The Record: This Week in Review

ICC Faces Many Questions About the Prosecution of Uhuru Kenyatta

Lawyers for Uhuru Kenyatta, the president-elect of Kenya, have asked the ICC to drop the charges against him for committing crimes against humanity following Kenya’s 2007 election. They argue the charges were based on hearsay. Kenyatta’s recent election as president of Kenya complicates matters, as no one has ever taken office as president and stood trial at the same time. Kenyatta said during the campaign that a vote for him would be a vote of “no confidence” in the ICC. Yet lawyers for the victims of the 2007 elections violence argue that potential witness would be in danger if Kenyatta took office and had control of the police and military.

EU Agrees on Laws to Establish a Centralized Banking Supervisor

Last year the European Union agreed to establish centralized bank supervision.
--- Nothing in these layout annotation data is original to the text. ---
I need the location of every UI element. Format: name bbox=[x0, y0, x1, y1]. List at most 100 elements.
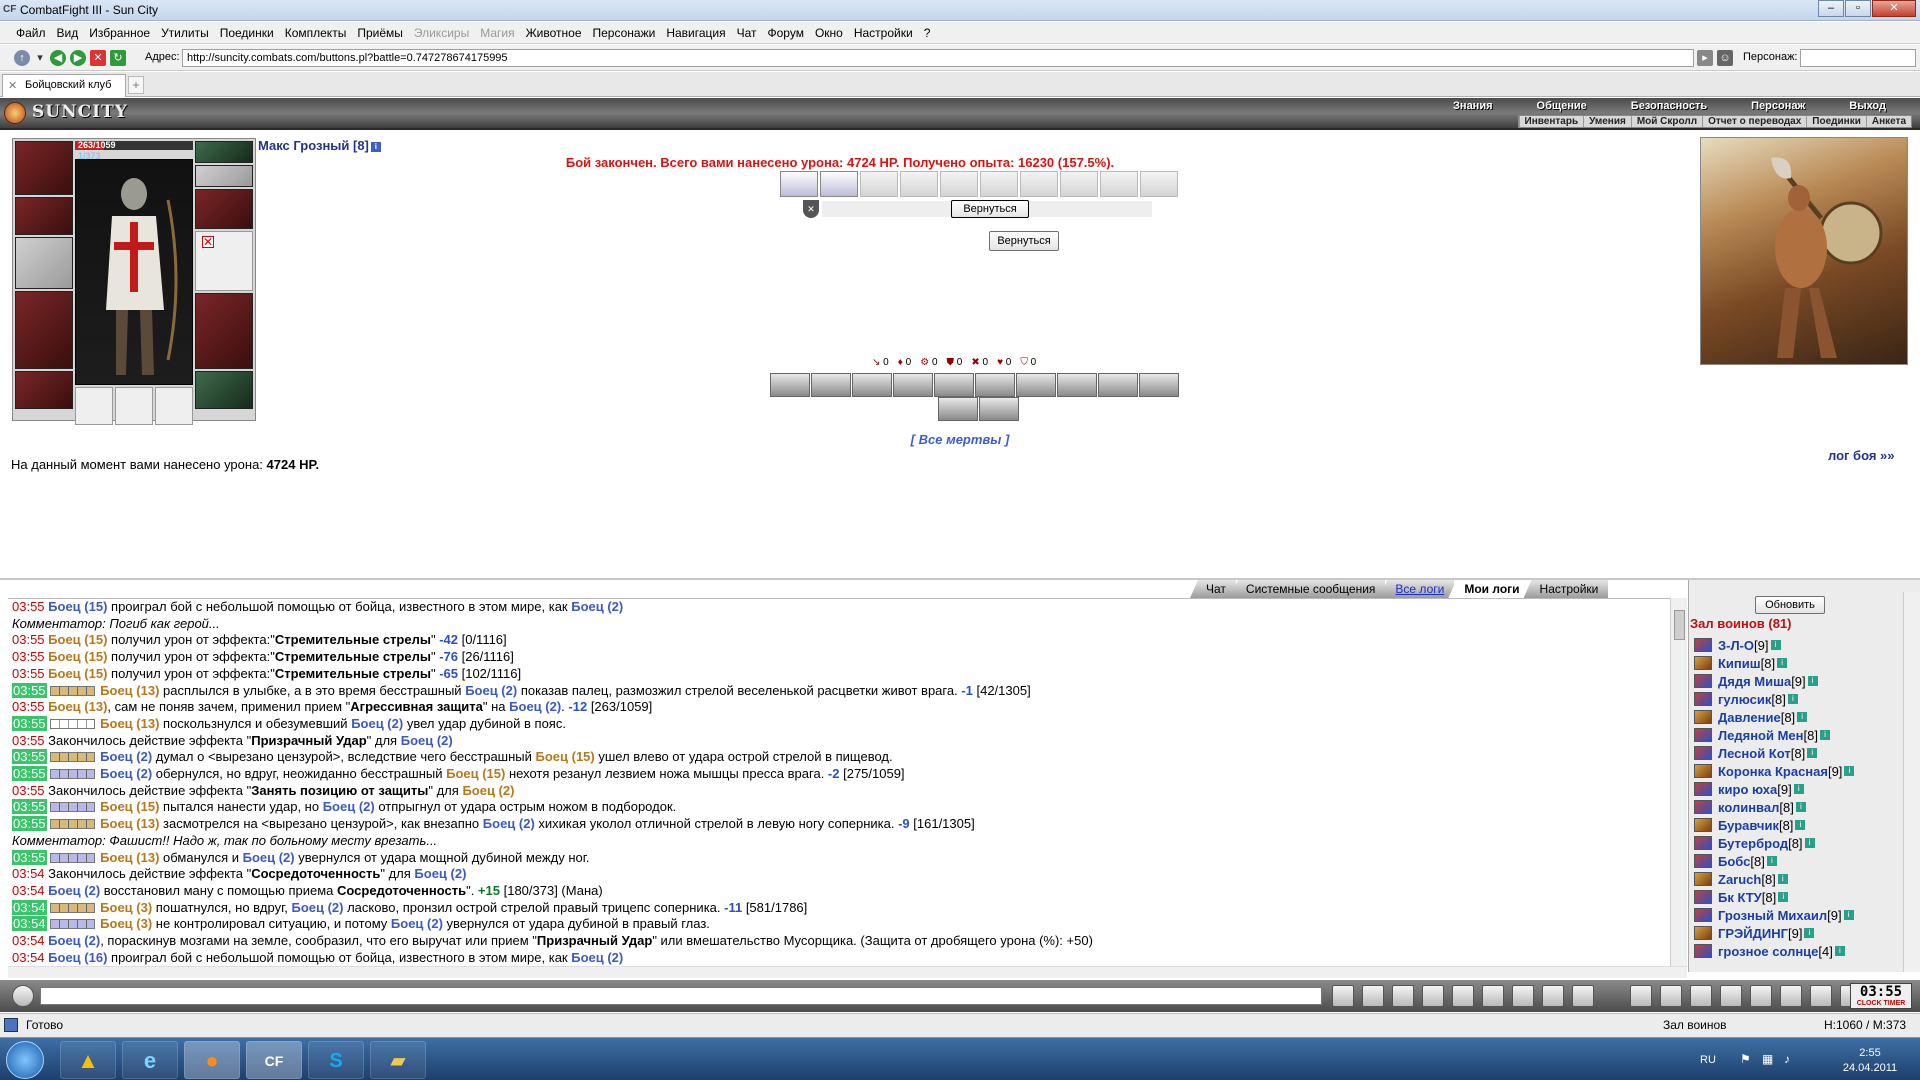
player-name[interactable]: Ледяной Мен bbox=[1718, 728, 1804, 743]
tab-fight-club[interactable]: ✕ Бойцовский клуб bbox=[2, 74, 126, 97]
language-indicator[interactable]: RU bbox=[1700, 1054, 1716, 1066]
spell-slot-2[interactable] bbox=[820, 171, 858, 197]
character-portrait[interactable] bbox=[75, 159, 193, 385]
spell-slot-7[interactable] bbox=[1020, 171, 1058, 197]
player-info-icon[interactable]: i bbox=[1795, 820, 1806, 830]
chat-input[interactable] bbox=[40, 987, 1322, 1005]
return-button-secondary[interactable]: Вернуться bbox=[989, 231, 1059, 251]
player-row[interactable]: Давление [8] i bbox=[1694, 708, 1808, 726]
player-name[interactable]: Давление bbox=[1718, 710, 1781, 725]
menu-item-11[interactable]: Навигация bbox=[666, 26, 725, 40]
player-info-icon[interactable]: i bbox=[1778, 892, 1789, 902]
menu-item-7[interactable]: Эликсиры bbox=[414, 26, 469, 40]
people-icon[interactable]: ☺ bbox=[1717, 50, 1733, 66]
player-name[interactable]: Кипиш bbox=[1718, 656, 1761, 671]
player-info-icon[interactable]: i bbox=[1807, 676, 1818, 686]
ie-icon[interactable]: e bbox=[122, 1041, 178, 1079]
character-icon[interactable] bbox=[1452, 985, 1474, 1007]
info-icon[interactable]: i bbox=[370, 142, 381, 152]
ability-2[interactable] bbox=[811, 373, 851, 397]
taskbar-clock[interactable]: 2:55 24.04.2011 bbox=[1830, 1046, 1910, 1076]
player-row[interactable]: Кипиш [8] i bbox=[1694, 654, 1788, 672]
player-row[interactable]: Бк КТУ [8] i bbox=[1694, 888, 1789, 906]
top-nav-item-2[interactable]: Безопасность bbox=[1609, 100, 1729, 112]
menu-item-15[interactable]: Настройки bbox=[854, 26, 913, 40]
music-icon[interactable] bbox=[1512, 985, 1534, 1007]
player-info-icon[interactable]: i bbox=[1766, 856, 1777, 866]
gear-icon[interactable] bbox=[1720, 985, 1742, 1007]
player-row[interactable]: Бобс [8] i bbox=[1694, 852, 1777, 870]
target-icon[interactable] bbox=[1780, 985, 1802, 1007]
player-info-icon[interactable]: i bbox=[1793, 784, 1804, 794]
stop-icon[interactable]: ✕ bbox=[90, 50, 106, 66]
player-name[interactable]: Коронка Красная bbox=[1718, 764, 1828, 779]
ability-10[interactable] bbox=[1139, 373, 1179, 397]
player-row[interactable]: Коронка Красная [9] i bbox=[1694, 762, 1855, 780]
chat-divider[interactable] bbox=[0, 578, 1920, 580]
shield-icon[interactable] bbox=[1750, 985, 1772, 1007]
new-tab-button[interactable]: + bbox=[128, 76, 144, 94]
chat-scrollbar-thumb[interactable] bbox=[1674, 610, 1685, 640]
smile-icon[interactable] bbox=[12, 985, 34, 1007]
sub-nav-item-5[interactable]: Анкета bbox=[1865, 116, 1911, 127]
remove-icon[interactable]: ✕ bbox=[202, 236, 214, 248]
sub-nav-item-3[interactable]: Отчет о переводах bbox=[1702, 116, 1806, 127]
spell-slot-5[interactable] bbox=[940, 171, 978, 197]
player-row[interactable]: Буравчик [8] i bbox=[1694, 816, 1806, 834]
player-info-icon[interactable]: i bbox=[1844, 766, 1855, 776]
volume-icon[interactable]: ♪ bbox=[1784, 1052, 1790, 1066]
ability-3[interactable] bbox=[852, 373, 892, 397]
spell-slot-4[interactable] bbox=[900, 171, 938, 197]
gloves-slot[interactable] bbox=[195, 189, 253, 229]
pants-slot[interactable] bbox=[195, 293, 253, 369]
close-button[interactable]: ✕ bbox=[1872, 0, 1916, 17]
spell-slot-9[interactable] bbox=[1100, 171, 1138, 197]
sub-nav-item-2[interactable]: Мой Скролл bbox=[1630, 116, 1702, 127]
spell-slot-6[interactable] bbox=[980, 171, 1018, 197]
armor-slot[interactable] bbox=[15, 291, 73, 369]
player-name[interactable]: З-Л-О bbox=[1718, 638, 1754, 653]
menu-item-13[interactable]: Форум bbox=[768, 26, 804, 40]
player-row[interactable]: ГРЭЙДИНГ [9] i bbox=[1694, 924, 1815, 942]
boots-slot[interactable] bbox=[195, 371, 253, 409]
translit-icon[interactable] bbox=[1482, 985, 1504, 1007]
player-row[interactable]: грозное солнце [4] i bbox=[1694, 942, 1845, 960]
bell-icon[interactable] bbox=[1810, 985, 1832, 1007]
bracers-slot[interactable] bbox=[15, 197, 73, 235]
back-icon[interactable]: ◀ bbox=[50, 50, 66, 66]
player-row[interactable]: Бутерброд [8] i bbox=[1694, 834, 1815, 852]
player-name[interactable]: киро юха bbox=[1718, 782, 1777, 797]
player-name[interactable]: Лесной Кот bbox=[1718, 746, 1791, 761]
ability-9[interactable] bbox=[1098, 373, 1138, 397]
chat-tab-1[interactable]: Системные сообщения bbox=[1229, 580, 1386, 598]
menu-item-14[interactable]: Окно bbox=[815, 26, 843, 40]
pocket-slot-2[interactable] bbox=[115, 387, 153, 425]
player-row[interactable]: Дядя Миша [9] i bbox=[1694, 672, 1818, 690]
player-info-icon[interactable]: i bbox=[1787, 694, 1798, 704]
combats-app-icon[interactable]: CF bbox=[246, 1041, 302, 1079]
emoji-icon[interactable] bbox=[1542, 985, 1564, 1007]
lock-icon[interactable] bbox=[1630, 985, 1652, 1007]
menu-item-5[interactable]: Комплекты bbox=[285, 26, 347, 40]
ability-4[interactable] bbox=[893, 373, 933, 397]
player-name[interactable]: Грозный Михаил bbox=[1718, 908, 1827, 923]
player-row[interactable]: Лесной Кот [8] i bbox=[1694, 744, 1818, 762]
close-icon[interactable]: ✕ bbox=[8, 79, 17, 92]
clock-timer[interactable]: 03:55 CLOCK TIMER bbox=[1850, 983, 1912, 1009]
menu-item-10[interactable]: Персонажи bbox=[593, 26, 656, 40]
chevron-down-icon[interactable]: ▾ bbox=[32, 50, 48, 66]
player-row[interactable]: Грозный Михаил [9] i bbox=[1694, 906, 1854, 924]
weapon-slot[interactable] bbox=[15, 237, 73, 289]
top-nav-item-1[interactable]: Общение bbox=[1515, 100, 1609, 112]
top-nav-item-0[interactable]: Знания bbox=[1431, 100, 1514, 112]
ability-7[interactable] bbox=[1016, 373, 1056, 397]
spell-slot-3[interactable] bbox=[860, 171, 898, 197]
player-name[interactable]: Буравчик bbox=[1718, 818, 1779, 833]
network-icon[interactable]: ▦ bbox=[1762, 1052, 1773, 1066]
belt-slot[interactable] bbox=[15, 371, 73, 409]
player-row[interactable]: Ледяной Мен [8] i bbox=[1694, 726, 1830, 744]
minimize-button[interactable]: ‒ bbox=[1818, 0, 1844, 17]
menu-item-9[interactable]: Животное bbox=[526, 26, 582, 40]
player-row[interactable]: З-Л-О [9] i bbox=[1694, 636, 1781, 654]
chat-tab-2[interactable]: Все логи bbox=[1379, 580, 1455, 598]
This week European Parliament members, the European Commission, and representatives of member states reached an agreement on the laws that will make the centralized supervision a reality.

UN Human Rights Council to Vote on Sri Lanka Resolution

The United Nations Human Rights Council will vote this week on a U.S.-sponsored resolution about Sri Lanka. The resolution calls on Sri Lanka to investigate potential human rights abuses during its military campaign against the Liberation Tigers of Tamil Eelam. The U.S. argues that an investigation is crucial for reconciliation, but the government of Sri Lanka maintains that no human rights abuses occurred.

Kenya’s President-Elect Seeks to Have Criminal Charges Dropped

After narrowly winning a still disputed election, Kenya’s President-Elect, Uhuru Kenyatta, has asked the International Criminal Court to drop charges against him for the role he played in the 2007 post-election violence. The prosecution is concerned about danger to witnesses who will not recant their testimonies against Kenyatta.

Trial Begins over Guatemalan Genocide

The trial of prior Guatemala military ruler, Rios Montt, is the first time that a national tribunal has put a former head of state on trial for genocide. During his short rule in Guatemala, over 1,700 indigenous Mayans were killed and 29,000 indigenous Guatemalans were forcibly displaced.

Cyprus Seeks to Impose Capital Controls as Risk of Euro-Exit Rises

On Thursday, the Cypriot government sought powers to impose capital controls to prevent funds from leaving the country. This attempt comes on the heels of the European Central Bank’s warning earlier in the day that it would cut off liquidity to Cypriot banks. Cyprus has until Monday to raise 5.8-billion euros in order to receive a 10-billion euro bailout fund from the EU and IMF.  If Cyprus fails to receive this funding, it could face a total collapse of financial markets and a Eurozone withdraw.

IMF Chief Urges Reforms to the Global Financial Sector

Addressing the Frankfurt Finance Summit in Germany, IMF Chief Christine Lagarde called for continued “balance sheet repair” of banks alongside regulatory reforms. On regulatory reforms, Lagarde stressed the need to continue implementation of Basel III, revise the calculation of asset risks in bank balance sheets and implement clearinghouses to manage OTC derivatives. Lagarde also stressed the need to develop a “single supervisory and regulatory framework” in the European banking sector.

Federal Reserve Pledges to Maintain Ultra-Low Interest Rates

Despite the recent drop in the U.S. unemployment rate, Federal Reserve Chairman Ben Bernanke pledged to continue buying $85 billion a month through Treasury bond purchases to keep interest rates low. Although recent employment reports show that the U.S. economy created nearly 200,000 new jobs over the past five months, Bernanke is not convinced that the growth is permanent. Bernanke further denies that there is any evidence that its asset purchasing policy could produce bubbles in asset or stock markets.